By Jeremy Appel
Alberta’s Ministry of Agriculture and Forestry announced on March 5 that it’s providing a $200,000 grant to assist victims of October’s wildfire in Hilda.
The funds are in addition to the $25,000 per property loan provided by the province in December that’s interest-free for two years.
Minister of Agriculture and Forestry Oneil Carlier says the government decided to provide additional funds after consulting with affected farmers and ranchers in Cypress County and the MD of Acadia.
“Fires are never pleasant, obviously, and we’re hoping this goes a long way to help alleviate some of that stress,” said Carlier.
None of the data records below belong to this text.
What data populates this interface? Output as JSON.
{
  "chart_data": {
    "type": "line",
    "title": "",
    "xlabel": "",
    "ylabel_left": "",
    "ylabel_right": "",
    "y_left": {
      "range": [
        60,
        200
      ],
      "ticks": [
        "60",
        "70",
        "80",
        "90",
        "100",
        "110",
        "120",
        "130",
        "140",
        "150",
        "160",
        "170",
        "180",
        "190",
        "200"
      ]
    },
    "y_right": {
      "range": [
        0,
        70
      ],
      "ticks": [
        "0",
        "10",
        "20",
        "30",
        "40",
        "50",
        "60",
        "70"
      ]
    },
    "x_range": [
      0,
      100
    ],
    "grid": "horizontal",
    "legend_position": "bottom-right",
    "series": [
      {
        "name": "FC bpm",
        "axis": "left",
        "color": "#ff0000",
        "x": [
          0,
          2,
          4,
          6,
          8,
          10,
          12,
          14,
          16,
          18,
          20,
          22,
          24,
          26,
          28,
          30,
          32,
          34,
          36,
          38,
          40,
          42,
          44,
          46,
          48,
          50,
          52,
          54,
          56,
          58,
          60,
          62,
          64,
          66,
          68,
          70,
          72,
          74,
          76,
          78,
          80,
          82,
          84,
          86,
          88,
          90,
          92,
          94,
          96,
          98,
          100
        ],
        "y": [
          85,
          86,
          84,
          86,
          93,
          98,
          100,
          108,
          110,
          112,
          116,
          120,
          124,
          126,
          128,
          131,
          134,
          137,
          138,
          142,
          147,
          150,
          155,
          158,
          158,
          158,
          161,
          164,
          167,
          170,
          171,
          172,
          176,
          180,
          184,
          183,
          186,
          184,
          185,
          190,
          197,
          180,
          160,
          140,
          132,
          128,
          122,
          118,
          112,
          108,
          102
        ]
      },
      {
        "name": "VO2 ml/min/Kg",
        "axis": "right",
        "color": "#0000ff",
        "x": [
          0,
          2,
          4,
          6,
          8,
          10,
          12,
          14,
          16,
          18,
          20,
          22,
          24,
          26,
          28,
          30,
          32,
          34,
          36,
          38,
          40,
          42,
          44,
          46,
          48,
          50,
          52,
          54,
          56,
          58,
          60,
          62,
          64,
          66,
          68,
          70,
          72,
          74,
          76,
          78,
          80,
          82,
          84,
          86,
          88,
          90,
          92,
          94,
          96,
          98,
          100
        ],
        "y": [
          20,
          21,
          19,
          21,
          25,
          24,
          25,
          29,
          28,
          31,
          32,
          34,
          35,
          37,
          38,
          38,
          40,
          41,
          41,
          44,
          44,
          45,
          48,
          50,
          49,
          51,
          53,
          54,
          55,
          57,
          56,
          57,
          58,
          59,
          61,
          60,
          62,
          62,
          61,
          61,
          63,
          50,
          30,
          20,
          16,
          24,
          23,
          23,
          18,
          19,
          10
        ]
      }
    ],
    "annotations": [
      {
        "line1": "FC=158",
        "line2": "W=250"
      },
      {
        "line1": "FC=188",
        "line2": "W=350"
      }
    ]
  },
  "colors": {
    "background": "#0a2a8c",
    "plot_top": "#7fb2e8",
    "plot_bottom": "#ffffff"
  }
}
“We’ve been hearing from producers, hearing from the municipalities, hearing from community associations that they wanted to have something structured that is similar to what Saskatchewan has done.”
Alberta’s neighbour to the east matched donations to the Saskatchewan Stock Growers Association up to $100,000 and expanded its Provincial Disaster Assistance Program.
The Saskatchewan Wildlife Federation provided an additional $20,000 donation to the Stock Growers Association.
Carlier encouraged producers in the affected areas to make use of the interest-free loans and April 2017 on-farm water program grant, both of which will also help them rebuild, but didn’t rule out the possibility of more funds in the future.
“We’re continuing monitoring, looking at the uptake of what’s done (and) continue working with producers,” Carlier said.
“We’re going to monitor the situation as we go forward (to) determine what and if any steps might be necessary.”
The minister, who’s also responsible for fire prevention, warned the public to be extra careful to ensure they don’t accidentally start a fire, especially with spring around the corner.
Wildfire season in Alberta officially began on March 1.
“Many wildfires are caused, I’m afraid, by human carelessness, or burning a bush pile or garbage pile when it’s windy or dry,” said Carlier.
“There’s a lot of snow on the ground right now, but as we continue to spring and things start to dry, people (should) take a second look at what they’re doing around their fires.
“Don’t be that person who causes that wildfire.”
The Hilda wildfires burned about 35,000 hectares in the county and MD, damaging pastures, fields, fences, buildings, killing 200 herds of livestock and destroying one home.
The total estimated cost of the uninsured damage is $29,147,147, according to the Hilda Fire Recovery Committee.